I was thinking about this recently.

How do I teach consequences?

Well, let's start with how I teach about Shroedinger's cat, to take today's example of what DS wanted to know about. (I know it's Shr?dinger but I can't have the o-umlaut here). There's a lot to explain first. But to DS, it's just a picture of a cat on the cover of a book Mammy is reading. He doesn't need to know much about quantum theory just yet, nor does he need to think about trapping cats in boxes with a radioactive source. I can explain to him that the act of observing changes the thing observed; that we don't know something until we've seen it. So do we know if there are Moose on the farm? (DS asked that one.) Let's find out. There may not be, according to what we know from before, but we don't know if we don't look. I think not, but I'm not always right (is it OK to teach our childer that?). OK, so there were no moose, but that's Shroedinger's cat sort of stuff that a 2-year-old can almost understand. You don't tell him that the moose were there and weren't there but they only were definately not there when we went out and looked.

So how do I teach consequences? Can I teach that every action has an equal and opposite reaction? Yes. I can teach DS that if he does ABC then XYZ happens. And he can see that's logical - if he pushes a train, it moves. If he pulls the light cord in the bathroom, the light comes on. Push the buzzer and the bell rings. Hit Mammy and she stops cuddling you. Those are all logical reactions.

WRT smacking, that's rarely logical beyond the "you do that and you get a smack." Why do you get a smack? Mammy stops cuddling because she is hurt, the TV turns on because you press a button, Da reads a book when you take him one... why if I get my train set out when you've just put it away do I get a smack? Makes no sense.

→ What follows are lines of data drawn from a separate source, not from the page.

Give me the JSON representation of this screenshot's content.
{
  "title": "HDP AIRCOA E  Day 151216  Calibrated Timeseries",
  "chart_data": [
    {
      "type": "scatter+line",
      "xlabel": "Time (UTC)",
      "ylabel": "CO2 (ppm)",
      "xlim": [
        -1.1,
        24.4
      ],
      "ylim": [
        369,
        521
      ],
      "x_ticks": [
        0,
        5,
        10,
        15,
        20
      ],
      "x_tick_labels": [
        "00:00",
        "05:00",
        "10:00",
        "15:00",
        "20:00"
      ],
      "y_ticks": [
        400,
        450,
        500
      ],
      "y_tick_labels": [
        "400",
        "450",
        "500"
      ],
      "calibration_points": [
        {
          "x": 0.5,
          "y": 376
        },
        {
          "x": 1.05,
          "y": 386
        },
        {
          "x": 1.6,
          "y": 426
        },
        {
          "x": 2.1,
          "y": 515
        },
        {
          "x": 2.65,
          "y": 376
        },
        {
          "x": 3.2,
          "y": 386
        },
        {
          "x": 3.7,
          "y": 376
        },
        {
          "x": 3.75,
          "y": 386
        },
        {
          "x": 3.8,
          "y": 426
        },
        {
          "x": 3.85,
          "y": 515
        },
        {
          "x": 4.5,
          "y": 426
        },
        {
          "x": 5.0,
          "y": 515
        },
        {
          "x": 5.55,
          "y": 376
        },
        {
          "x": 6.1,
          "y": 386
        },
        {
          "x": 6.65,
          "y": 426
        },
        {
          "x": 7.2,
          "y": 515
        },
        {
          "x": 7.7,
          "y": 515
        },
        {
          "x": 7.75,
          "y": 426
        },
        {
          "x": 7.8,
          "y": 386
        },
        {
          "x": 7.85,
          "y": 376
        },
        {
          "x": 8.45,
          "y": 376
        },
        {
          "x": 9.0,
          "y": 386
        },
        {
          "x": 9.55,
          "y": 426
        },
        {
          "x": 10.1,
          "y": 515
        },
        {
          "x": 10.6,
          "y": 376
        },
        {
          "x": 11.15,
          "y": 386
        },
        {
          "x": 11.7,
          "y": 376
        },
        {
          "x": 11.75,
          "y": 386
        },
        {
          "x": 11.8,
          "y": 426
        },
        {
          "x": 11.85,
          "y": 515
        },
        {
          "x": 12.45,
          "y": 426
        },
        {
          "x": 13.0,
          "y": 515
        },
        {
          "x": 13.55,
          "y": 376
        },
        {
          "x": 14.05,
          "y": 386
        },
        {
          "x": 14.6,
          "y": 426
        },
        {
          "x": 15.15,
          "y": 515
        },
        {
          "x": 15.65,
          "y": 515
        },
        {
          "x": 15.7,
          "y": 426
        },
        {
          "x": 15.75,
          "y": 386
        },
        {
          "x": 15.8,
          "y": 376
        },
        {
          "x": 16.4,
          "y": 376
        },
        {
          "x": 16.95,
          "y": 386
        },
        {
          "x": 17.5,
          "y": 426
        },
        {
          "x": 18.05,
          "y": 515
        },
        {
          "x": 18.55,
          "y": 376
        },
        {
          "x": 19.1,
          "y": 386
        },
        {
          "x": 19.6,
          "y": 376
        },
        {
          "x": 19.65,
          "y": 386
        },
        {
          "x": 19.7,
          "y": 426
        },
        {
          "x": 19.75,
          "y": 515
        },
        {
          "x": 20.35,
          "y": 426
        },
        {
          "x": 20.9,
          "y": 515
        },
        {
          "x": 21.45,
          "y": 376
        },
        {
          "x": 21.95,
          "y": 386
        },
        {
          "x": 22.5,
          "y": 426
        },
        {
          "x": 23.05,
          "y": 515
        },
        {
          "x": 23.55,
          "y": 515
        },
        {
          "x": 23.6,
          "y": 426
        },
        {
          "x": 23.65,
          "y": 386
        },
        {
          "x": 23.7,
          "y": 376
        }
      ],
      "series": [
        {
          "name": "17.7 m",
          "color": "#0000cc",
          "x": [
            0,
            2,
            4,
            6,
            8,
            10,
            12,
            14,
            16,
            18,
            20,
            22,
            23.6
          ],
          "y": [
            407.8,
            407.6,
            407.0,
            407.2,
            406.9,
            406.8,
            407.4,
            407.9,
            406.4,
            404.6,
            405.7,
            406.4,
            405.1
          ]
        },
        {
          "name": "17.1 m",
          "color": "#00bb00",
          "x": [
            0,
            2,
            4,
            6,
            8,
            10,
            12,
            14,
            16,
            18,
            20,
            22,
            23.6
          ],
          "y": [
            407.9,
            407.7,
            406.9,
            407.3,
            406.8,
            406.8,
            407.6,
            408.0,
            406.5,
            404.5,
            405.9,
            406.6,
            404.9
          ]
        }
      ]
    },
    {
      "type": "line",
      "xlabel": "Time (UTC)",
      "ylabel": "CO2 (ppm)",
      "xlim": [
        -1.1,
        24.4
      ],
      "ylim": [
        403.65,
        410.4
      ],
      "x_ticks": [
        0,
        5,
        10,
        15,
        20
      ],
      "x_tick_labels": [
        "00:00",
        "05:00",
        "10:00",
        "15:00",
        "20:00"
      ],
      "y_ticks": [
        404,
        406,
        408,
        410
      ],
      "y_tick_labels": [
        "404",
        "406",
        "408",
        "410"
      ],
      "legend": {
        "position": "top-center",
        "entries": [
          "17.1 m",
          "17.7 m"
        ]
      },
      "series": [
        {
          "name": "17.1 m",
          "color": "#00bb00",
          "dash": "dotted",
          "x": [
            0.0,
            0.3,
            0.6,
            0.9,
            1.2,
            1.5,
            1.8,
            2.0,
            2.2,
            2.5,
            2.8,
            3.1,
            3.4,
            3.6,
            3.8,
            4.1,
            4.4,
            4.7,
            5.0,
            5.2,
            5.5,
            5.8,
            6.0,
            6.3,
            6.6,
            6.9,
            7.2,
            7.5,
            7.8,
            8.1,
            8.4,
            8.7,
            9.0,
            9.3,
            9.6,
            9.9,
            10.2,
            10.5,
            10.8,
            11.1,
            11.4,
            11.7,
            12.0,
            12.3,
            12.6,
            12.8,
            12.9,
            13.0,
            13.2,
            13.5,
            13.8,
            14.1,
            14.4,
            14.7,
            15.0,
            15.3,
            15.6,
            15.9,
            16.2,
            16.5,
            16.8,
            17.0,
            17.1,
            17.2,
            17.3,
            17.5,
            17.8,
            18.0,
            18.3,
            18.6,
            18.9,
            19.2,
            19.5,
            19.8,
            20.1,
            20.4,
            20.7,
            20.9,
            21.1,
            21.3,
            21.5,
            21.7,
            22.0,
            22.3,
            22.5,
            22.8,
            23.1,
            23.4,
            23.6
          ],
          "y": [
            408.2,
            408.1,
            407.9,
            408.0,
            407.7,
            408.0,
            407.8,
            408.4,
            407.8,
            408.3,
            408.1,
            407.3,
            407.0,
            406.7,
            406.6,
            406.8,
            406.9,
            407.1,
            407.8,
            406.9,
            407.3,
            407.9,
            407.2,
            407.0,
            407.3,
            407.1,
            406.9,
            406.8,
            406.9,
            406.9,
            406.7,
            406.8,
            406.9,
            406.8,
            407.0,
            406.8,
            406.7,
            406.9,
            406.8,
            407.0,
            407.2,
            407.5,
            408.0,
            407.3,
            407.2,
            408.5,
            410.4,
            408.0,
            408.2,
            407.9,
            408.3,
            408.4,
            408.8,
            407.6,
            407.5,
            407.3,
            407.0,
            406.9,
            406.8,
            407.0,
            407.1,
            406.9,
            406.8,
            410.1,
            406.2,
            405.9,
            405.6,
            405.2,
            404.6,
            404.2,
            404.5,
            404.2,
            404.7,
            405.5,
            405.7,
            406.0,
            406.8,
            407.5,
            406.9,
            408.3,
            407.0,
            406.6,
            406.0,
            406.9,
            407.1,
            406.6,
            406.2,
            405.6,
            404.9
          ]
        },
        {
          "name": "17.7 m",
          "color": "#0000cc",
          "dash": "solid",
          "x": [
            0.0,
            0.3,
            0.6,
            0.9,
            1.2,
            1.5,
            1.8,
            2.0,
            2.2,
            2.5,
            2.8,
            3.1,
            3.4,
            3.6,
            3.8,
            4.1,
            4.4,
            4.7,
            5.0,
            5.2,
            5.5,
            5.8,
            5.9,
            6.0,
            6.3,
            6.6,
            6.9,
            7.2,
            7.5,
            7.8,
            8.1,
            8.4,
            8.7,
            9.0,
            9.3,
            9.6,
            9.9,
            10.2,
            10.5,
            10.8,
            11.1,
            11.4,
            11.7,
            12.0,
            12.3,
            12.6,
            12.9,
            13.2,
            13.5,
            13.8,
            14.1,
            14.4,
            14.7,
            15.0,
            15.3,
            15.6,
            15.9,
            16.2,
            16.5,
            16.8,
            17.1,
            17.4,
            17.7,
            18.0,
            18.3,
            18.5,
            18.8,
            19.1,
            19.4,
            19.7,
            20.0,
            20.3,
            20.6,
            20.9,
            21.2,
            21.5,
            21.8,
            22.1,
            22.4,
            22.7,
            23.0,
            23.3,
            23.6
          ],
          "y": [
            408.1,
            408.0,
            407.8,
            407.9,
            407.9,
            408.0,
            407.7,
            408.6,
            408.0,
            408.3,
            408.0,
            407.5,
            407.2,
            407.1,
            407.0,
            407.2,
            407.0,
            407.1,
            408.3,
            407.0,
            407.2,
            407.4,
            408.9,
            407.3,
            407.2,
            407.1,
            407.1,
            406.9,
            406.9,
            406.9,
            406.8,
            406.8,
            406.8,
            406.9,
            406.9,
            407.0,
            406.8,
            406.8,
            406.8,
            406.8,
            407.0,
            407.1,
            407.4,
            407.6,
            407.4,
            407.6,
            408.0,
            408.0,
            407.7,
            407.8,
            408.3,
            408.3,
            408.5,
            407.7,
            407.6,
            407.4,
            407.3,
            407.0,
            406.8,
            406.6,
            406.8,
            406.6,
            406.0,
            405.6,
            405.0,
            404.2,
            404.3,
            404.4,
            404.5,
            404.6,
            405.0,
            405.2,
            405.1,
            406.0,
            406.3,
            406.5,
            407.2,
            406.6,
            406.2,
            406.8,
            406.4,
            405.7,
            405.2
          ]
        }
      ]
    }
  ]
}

DS is "destructive" and as a consequence my things have moved away from him and he may not touch my palmtop. He is also neat; he puts rubbish in the bin (great for me when I can't be bothered to move in the afternoon!). He does this with litter too. He has learnt that if he does something well for the first time, he hears the words "good boy" or "well done" - in fact he says this to himself if he has just done something he finds tricky and I haven't realised just how much skill he needed for this task. He has learnt to take pride in his achievements, which is great.

I am waaaay more carrot than stick though. I don't ignore unwanted behaviour but I do change it. DS learns to say please. DS learns not to pull the curtains (he saw my mum do that once, just drawing the curtains, and pull the whole rail down on top of her!). Everything, he learns. By learning natural consequences from the start I think it will help him draw consequences in the future. So if he learns that if he can't go near the road if he isn't careful, he learns to be careful near roads. He may not comprehend why, but when he does the consequence for me is that he realises there is method to Mammy's madness, and listens to my rules more because they make sense.

I really hope this works LOL.

BTW - friends. We like and respect each other. Parent-child - he does as I say, because he likes and trusts me so knows there's a reason for it. Both work well. But not changing parent-child to peers - we get symapthy and help about things children shouldn't worry about.